T&T: Glad I missed the Ferry

Candy Chapman and Gary Bell tulgey at earthlink.net
Sun Oct 28 05:14:37 EDT 2007


From: "GARY RITZMAN:

Now we have visual proof that everything Marin Faure has been saying about the
horrors of boating here in the Pacific Northwest. The following includes some
shots of a ferry ride across Puget Sound on Washington State Ferries!




Yeah, but the Washington State Ferries like the MV Kittitas shown there 
operate in the relatively protected waters of the Sound.  How's about 
the Alaska State and the BC Ferries, or the good old Black Ball ferries 
out of Port Angeles,  which operate in much more 'interesting' waters?  
Actually the ferry photos you have there are show the early testing 
stages of a brand new commuter service, available to the first three 
cars in each row.  Not shown in the photos are the spot-free rinse nor 
the hot wax cycle.  I can't figure out how they got the whole boat to 
jump around like that for the agitation cycle. 

And don't forget some even bigger risks hereabouts.  From my mooring NW 
of Portland Mt. St. Helens dominates my view, at a little under forty 
miles distant (and upwind much of the year) -- but I can easilly see 
three more active volcanoes from the marina (between rain squals of 
course).  Due to an intervening hill I can't quite see Mt. Tabor, at 
about ten miles, which is distinguished as the only active volcanoe 
actually inside the city limits of a city.

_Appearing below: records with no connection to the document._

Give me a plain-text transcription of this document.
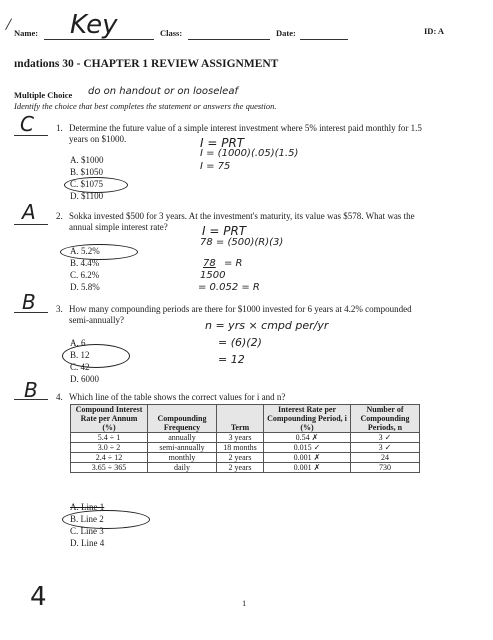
/ Name: Key	Class:	Date:	ID: A
ındations 30 - CHAPTER 1 REVIEW ASSIGNMENT
Multiple Choice do on handout or on looseleaf
Identify the choice that best completes the statement or answers the question.
C 1. Determine the future value of a simple interest investment where 5% interest paid monthly for 1.5
years on $1000.	I = PRT
I = (1000)(.05)(1.5)
I = 75
A. $1000
B. $1050
C. $1075
D. $1100
A 2. Sokka invested $500 for 3 years. At the investment's maturity, its value was $578. What was the
annual simple interest rate?	I = PRT
78 = (500)(R)(3)
78 = R
1500
= 0.052 = R
A. 5.2%
B. 4.4%
C. 6.2%
D. 5.8%
B 3. How many compounding periods are there for $1000 invested for 6 years at 4.2% compounded
semi-annually?	n = yrs × cmpd per/yr
= (6)(2)
= 12
A. 6
B. 12
C. 42
D. 6000
B 4. Which line of the table shows the correct values for i and n?
Compound Interest Rate per Annum (%)	Compounding Frequency	Term	Interest Rate per Compounding Period, i (%)	Number of Compounding Periods, n
5.4 ÷ 1	annually	3 years	0.54 ✗	3 ✓
3.0 ÷ 2	semi-annually	18 months	0.015 ✓	3 ✓
2.4 ÷ 12	monthly	2 years	0.001 ✗	24
3.65 ÷ 365	daily	2 years	0.001 ✗	730
A. Line 1
B. Line 2
C. Line 3
D. Line 4
4	1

On a considerably more serious note, the Admiral and I caught a 
fascinating tsunami presentation by the Oregon State University College 
of Engineering's Wave Research Facility, the largest wave laboratory in 
the nation, and when they finish the upgrade on their wavemaker, it will 
be the largest and best in the world.   The pool is much the size of a 
football field and for this discussion they had a model of a popular 
beach resort town Seaside Oregon set up.  The scientific presentations 
touched on tsunami generation, propagation, interactions with the coast, 
and of course how they interact with towns and cities, with special 
attention given to warning systems and survival models.  Ya see, we have 
the Pacific Subduction Zone a couple of hundred miles offshore where the 
North American continental tectonic plate is continuously sliding up 
over and submerging (subducting) the edge of the Pacific Plate, driving 
North Pacific Plate material down to where it melts and feeds our active 
volcanoes.  The really interesting bit is that the specific portion of 
that subduction zone off the Oregon coast has a long history of 
producing monster earthquakes (Richter 9.0) about every three hundred 
years (we have good to excellent scientific and even historical records 
of the last six of them).  The last one was in the year 1700, and the 
tsunami from it did massive damage as far away as Japan.  After the 
power point shows and the lectures they fired up the wave tank.  First, 
they showed the wave from a Richter 9.0 event.  This wave would only be 
60 centimeters high in the open ocean, but watching it pile up on the 
foreshore and crest on the model town was amazing.  Solid water over all 
the single story buildings.  Then, they said, what if there was a ten 
kilometer meteorite strike?  That would produce (among numerouls other 
killer effects) a ten meter open water tsunami wave.  THAT was 
unbelievable!  When it broke on our Seaside model there was maybe a 
third of the solid water wave over the top of our seven story beachfront 
condo! 

So, anybody figurin' on a nice peaceful retirement out here should 
probably reconsider.  It sure would take some of the pleasure out of 
your day to always be dragging around with you a fireman's long coat and 
Scott airpack, as well as a Class I pfd with a safety tether and a good 
anchor.  And of course that would apply all year 'round, since there 
isn't a season for such things. like y'all have for them hurricanes.  
BTW, the National Weather Guessers Service reported a tornado touched 
down near Hubbard Oregon last week, and took out "three green houses".  
Thank God I don't have a green house!